WASHINGTON - The Pentagon is oiling up legal machinery that hasn't been used since World War II as another weapon in the war on terrorism: special military tribunals to try selected terrorist suspects.

Defense Department lawyers are putting finishing touches on guidelines for prosecuting suspected terrorists and al-Qaida fighters for war-crimes violations, said Maj. Ted Wadsworth, a Pentagon spokesman.

By the end of the year, the guidelines may be ready, including a definition of war-crimes offenses. Each military service is putting together teams of officers who will act as judge and jury, and military lawyers who will serve as prosecutors and defense counsel, Wadsworth said.

But the Defense Department won't say when the first tribunals will be held or who will be prosecuted, though the first candidates are likely to come from the more than 600 captives held in Guantanamo Bay, Cuba, and hundreds held in or near Afghanistan.

"This is a system that's coming back to life after 50 years, and the task will be to protect national security while gaining public confidence that it's fair - and that includes European allies and the Muslim world," said Eugene Fidell, president of the nonpartisan National Institute of Military Justice.

Two captured al-Qaida leaders who allegedly had key roles in the Sept. 11 attacks - Abu Zubaydah and Ramzi Binalshibh - are likely to face military trials eventually, but there's no rush to prosecute them, said an official familiar with their cases who spoke on condition of anonymity.

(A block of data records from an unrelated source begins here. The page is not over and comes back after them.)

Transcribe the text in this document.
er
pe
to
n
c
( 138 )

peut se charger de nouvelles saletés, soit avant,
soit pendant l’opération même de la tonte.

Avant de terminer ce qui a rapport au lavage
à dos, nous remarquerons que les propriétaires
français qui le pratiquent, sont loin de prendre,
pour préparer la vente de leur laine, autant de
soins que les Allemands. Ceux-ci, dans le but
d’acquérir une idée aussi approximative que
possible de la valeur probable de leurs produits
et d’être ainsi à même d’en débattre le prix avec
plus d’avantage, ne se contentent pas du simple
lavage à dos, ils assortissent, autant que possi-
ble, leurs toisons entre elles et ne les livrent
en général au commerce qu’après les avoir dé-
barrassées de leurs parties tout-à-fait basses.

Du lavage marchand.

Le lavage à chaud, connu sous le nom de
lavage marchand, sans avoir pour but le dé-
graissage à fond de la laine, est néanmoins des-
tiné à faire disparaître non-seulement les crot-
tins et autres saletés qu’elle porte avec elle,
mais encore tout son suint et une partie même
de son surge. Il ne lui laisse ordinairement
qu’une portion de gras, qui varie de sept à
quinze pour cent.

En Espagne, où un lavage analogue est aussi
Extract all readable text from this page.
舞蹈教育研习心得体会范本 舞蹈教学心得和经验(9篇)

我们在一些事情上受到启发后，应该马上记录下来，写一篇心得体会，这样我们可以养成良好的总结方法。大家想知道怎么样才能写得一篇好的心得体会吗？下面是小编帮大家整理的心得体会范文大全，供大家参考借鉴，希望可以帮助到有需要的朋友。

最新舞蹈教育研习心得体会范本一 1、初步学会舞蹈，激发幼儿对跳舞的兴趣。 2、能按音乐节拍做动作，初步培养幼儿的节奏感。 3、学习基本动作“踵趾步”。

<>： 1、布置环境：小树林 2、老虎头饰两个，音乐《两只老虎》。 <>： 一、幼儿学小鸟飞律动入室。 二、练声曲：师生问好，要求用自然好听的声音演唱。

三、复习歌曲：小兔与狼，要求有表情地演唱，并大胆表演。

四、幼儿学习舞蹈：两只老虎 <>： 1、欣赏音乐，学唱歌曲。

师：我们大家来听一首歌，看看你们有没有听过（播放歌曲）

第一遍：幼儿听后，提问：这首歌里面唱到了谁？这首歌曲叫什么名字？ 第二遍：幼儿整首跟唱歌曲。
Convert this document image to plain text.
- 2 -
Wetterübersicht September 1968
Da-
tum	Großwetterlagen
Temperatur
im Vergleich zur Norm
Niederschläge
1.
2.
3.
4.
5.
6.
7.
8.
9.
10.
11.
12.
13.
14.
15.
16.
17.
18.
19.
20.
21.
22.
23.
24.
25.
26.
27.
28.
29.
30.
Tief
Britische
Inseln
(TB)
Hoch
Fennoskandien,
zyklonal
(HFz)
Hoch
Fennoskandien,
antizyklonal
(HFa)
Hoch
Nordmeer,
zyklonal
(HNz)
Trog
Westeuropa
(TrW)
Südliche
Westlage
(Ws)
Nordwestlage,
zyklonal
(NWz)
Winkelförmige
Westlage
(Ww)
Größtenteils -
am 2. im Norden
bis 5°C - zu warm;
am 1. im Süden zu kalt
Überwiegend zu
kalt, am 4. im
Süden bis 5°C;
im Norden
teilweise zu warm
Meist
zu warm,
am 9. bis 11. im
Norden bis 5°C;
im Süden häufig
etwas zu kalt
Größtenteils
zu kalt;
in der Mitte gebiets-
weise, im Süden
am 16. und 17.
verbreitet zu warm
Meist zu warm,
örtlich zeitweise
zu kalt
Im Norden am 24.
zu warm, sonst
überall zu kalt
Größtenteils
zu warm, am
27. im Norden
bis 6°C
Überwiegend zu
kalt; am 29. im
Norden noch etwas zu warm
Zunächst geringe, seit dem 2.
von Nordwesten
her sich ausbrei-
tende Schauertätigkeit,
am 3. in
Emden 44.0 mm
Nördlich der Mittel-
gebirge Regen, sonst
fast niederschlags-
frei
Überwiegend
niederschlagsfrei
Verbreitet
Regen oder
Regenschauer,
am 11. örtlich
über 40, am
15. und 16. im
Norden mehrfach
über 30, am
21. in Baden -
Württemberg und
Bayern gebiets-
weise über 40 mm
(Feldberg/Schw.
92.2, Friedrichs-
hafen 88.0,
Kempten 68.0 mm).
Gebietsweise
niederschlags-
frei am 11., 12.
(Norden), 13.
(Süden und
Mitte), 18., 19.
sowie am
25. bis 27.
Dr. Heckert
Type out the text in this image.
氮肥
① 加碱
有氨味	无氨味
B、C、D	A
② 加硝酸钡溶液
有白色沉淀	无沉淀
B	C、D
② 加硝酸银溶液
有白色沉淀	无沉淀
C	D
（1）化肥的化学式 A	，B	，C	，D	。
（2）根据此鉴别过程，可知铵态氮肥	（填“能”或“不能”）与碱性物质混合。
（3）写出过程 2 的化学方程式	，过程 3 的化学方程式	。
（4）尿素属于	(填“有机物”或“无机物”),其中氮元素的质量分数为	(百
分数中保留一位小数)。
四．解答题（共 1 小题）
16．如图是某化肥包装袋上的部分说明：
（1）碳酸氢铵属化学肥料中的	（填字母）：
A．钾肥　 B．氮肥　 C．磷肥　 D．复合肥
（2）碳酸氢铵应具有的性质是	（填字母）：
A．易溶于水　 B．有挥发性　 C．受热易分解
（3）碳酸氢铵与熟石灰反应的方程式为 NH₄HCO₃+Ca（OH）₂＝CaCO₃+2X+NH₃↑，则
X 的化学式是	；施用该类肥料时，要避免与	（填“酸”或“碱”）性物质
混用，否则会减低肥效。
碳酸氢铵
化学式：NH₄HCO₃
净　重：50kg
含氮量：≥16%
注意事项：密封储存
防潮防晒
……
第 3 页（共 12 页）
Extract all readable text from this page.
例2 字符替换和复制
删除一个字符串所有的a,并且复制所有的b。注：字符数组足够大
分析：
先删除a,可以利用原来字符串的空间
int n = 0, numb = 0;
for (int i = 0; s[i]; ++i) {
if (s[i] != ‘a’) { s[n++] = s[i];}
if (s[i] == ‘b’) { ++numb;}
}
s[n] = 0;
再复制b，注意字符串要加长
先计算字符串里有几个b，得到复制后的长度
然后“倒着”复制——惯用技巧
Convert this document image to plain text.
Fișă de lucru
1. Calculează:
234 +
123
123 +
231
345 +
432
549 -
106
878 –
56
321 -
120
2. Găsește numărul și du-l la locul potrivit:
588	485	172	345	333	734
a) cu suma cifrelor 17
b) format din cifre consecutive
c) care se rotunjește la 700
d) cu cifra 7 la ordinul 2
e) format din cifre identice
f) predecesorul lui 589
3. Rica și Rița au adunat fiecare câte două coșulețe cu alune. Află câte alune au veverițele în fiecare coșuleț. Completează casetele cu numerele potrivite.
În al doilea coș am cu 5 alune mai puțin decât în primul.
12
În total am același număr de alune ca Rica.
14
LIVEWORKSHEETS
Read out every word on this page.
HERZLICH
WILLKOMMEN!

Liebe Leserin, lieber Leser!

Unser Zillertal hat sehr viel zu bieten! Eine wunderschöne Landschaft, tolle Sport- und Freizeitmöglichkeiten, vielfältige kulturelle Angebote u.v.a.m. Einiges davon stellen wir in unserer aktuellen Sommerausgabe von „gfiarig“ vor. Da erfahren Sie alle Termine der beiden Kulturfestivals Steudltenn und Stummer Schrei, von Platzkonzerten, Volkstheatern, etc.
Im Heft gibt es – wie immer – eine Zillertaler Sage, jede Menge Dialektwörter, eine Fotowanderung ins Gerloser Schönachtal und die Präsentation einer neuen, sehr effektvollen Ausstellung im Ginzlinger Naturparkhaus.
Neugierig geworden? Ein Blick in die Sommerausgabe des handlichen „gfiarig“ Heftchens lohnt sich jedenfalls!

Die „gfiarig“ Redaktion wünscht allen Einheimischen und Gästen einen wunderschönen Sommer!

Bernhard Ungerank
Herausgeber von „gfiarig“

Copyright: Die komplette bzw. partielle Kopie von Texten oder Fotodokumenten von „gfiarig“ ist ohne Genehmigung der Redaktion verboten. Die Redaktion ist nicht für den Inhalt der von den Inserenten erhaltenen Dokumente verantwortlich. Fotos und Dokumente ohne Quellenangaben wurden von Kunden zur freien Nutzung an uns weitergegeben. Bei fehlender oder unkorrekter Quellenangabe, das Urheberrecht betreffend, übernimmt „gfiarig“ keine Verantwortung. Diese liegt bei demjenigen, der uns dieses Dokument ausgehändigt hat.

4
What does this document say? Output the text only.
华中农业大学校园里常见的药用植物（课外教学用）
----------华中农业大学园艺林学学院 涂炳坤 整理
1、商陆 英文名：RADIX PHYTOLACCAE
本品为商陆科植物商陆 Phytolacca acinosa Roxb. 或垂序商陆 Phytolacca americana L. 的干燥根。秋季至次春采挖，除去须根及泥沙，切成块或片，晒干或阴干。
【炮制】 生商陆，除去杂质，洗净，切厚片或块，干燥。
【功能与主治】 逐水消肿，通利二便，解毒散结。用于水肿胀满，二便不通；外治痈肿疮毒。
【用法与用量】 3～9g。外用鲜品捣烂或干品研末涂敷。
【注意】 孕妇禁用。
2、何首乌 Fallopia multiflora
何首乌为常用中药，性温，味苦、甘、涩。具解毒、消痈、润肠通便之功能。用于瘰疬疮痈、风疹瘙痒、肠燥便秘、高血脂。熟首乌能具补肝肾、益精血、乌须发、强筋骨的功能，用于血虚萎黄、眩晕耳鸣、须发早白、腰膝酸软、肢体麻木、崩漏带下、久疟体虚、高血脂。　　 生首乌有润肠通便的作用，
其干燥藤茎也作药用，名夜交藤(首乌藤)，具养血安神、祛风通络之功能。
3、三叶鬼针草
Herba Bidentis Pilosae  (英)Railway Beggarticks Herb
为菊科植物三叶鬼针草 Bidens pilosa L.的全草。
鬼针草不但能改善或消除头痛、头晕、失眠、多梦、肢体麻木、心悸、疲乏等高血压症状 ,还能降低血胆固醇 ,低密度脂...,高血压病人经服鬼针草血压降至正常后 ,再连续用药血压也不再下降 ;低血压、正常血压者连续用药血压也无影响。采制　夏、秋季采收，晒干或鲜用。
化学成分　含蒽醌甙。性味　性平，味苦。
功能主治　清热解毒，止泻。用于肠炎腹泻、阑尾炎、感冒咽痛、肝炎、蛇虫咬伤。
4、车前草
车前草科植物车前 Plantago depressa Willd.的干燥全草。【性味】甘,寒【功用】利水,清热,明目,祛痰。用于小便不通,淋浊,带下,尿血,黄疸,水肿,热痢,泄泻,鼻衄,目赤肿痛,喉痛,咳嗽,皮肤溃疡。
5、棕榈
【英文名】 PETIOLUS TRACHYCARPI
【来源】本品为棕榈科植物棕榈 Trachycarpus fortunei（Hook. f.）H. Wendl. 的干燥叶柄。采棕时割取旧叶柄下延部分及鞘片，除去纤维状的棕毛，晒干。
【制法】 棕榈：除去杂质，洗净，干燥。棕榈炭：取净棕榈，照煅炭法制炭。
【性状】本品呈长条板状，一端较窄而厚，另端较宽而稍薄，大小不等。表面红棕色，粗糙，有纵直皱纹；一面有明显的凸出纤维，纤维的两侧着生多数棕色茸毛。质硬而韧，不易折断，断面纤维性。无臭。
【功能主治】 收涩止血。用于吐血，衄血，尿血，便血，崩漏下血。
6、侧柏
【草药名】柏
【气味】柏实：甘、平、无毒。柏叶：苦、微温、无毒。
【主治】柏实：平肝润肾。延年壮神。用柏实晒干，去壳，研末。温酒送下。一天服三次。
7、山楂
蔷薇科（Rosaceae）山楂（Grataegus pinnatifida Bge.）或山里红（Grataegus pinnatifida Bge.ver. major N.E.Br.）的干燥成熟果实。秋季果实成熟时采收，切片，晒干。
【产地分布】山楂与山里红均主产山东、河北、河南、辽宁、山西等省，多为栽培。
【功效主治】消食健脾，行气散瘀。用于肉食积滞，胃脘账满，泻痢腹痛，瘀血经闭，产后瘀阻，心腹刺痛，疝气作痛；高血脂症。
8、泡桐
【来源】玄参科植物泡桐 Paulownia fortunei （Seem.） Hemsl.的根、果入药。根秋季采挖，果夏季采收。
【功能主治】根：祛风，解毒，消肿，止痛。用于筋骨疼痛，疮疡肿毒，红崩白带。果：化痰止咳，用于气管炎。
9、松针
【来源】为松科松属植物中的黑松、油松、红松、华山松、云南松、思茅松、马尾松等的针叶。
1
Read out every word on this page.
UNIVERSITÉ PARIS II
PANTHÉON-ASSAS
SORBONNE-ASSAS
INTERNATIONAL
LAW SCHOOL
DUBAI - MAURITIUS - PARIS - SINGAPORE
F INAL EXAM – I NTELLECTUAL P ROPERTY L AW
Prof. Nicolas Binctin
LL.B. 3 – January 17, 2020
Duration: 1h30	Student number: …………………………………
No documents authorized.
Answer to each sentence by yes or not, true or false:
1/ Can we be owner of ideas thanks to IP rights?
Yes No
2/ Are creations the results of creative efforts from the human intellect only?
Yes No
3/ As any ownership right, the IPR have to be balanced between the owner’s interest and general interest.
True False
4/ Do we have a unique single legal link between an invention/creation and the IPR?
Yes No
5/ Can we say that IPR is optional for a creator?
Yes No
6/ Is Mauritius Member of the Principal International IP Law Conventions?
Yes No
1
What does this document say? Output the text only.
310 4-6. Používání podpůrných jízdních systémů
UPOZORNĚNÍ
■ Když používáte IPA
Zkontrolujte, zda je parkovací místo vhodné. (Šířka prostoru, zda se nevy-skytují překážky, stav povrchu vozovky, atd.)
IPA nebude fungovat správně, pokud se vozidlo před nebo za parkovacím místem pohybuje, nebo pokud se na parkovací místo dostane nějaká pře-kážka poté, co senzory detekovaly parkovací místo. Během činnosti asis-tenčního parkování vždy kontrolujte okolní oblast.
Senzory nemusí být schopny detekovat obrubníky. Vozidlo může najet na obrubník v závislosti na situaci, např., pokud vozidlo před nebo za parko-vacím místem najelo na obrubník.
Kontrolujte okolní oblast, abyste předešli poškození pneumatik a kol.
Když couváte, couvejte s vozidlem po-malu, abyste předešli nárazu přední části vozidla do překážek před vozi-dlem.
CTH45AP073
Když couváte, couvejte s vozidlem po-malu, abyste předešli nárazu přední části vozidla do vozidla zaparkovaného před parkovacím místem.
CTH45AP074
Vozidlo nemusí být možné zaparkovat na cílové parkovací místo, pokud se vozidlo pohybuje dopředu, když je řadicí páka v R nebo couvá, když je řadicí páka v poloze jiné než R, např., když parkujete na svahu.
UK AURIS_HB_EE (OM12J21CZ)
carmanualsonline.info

The Bush administration has moved slowly since President Bush signed an executive order more than a year ago to revive military trials. That's because the overriding priority in dealing with all the captives is to squeeze them for information and prevent future attacks, not prosecute them, say Pentagon and intelligence officials.

When military trials begin, a little-known part of the U.S. justice system will be scrutinized by the world.

Using heavy secrecy and streamlined rules of evidence, military trials will not provide defendants with as much protection as in federal court. Secondhand and hearsay evidence, for example, is allowed.

Defendants will be charged with war-crimes violations and given a military lawyer, or they can hire an outside lawyer. Those on trial can review the evidence against them, but some information may be withheld for security reasons, or only the lawyers will be allowed to see it.

U.S. military trials for war crimes have not been held since German and Japanese leaders, officials and soldiers were prosecuted in the 1940s. Those defendants were part of a nation's forces, unlike the "nonstate actors" of al-Qaida who have declared jihad, or holy war, on the United States.

"We're using old legal principles and applying them in new ways," said Ruth Wedgewood, a Yale international law professor and adviser to the Defense Department.

Wedgewood defends one of the controversial elements of the war-crimes offenses - that membership in and allegiance to al-Qaida and its jihad may constitute a separate criminal charge.

"It's a conspiracy to wage unlawful war, and the charge would reflect that many people are held not for a particular action but because they are sleepers," Wedgewood said.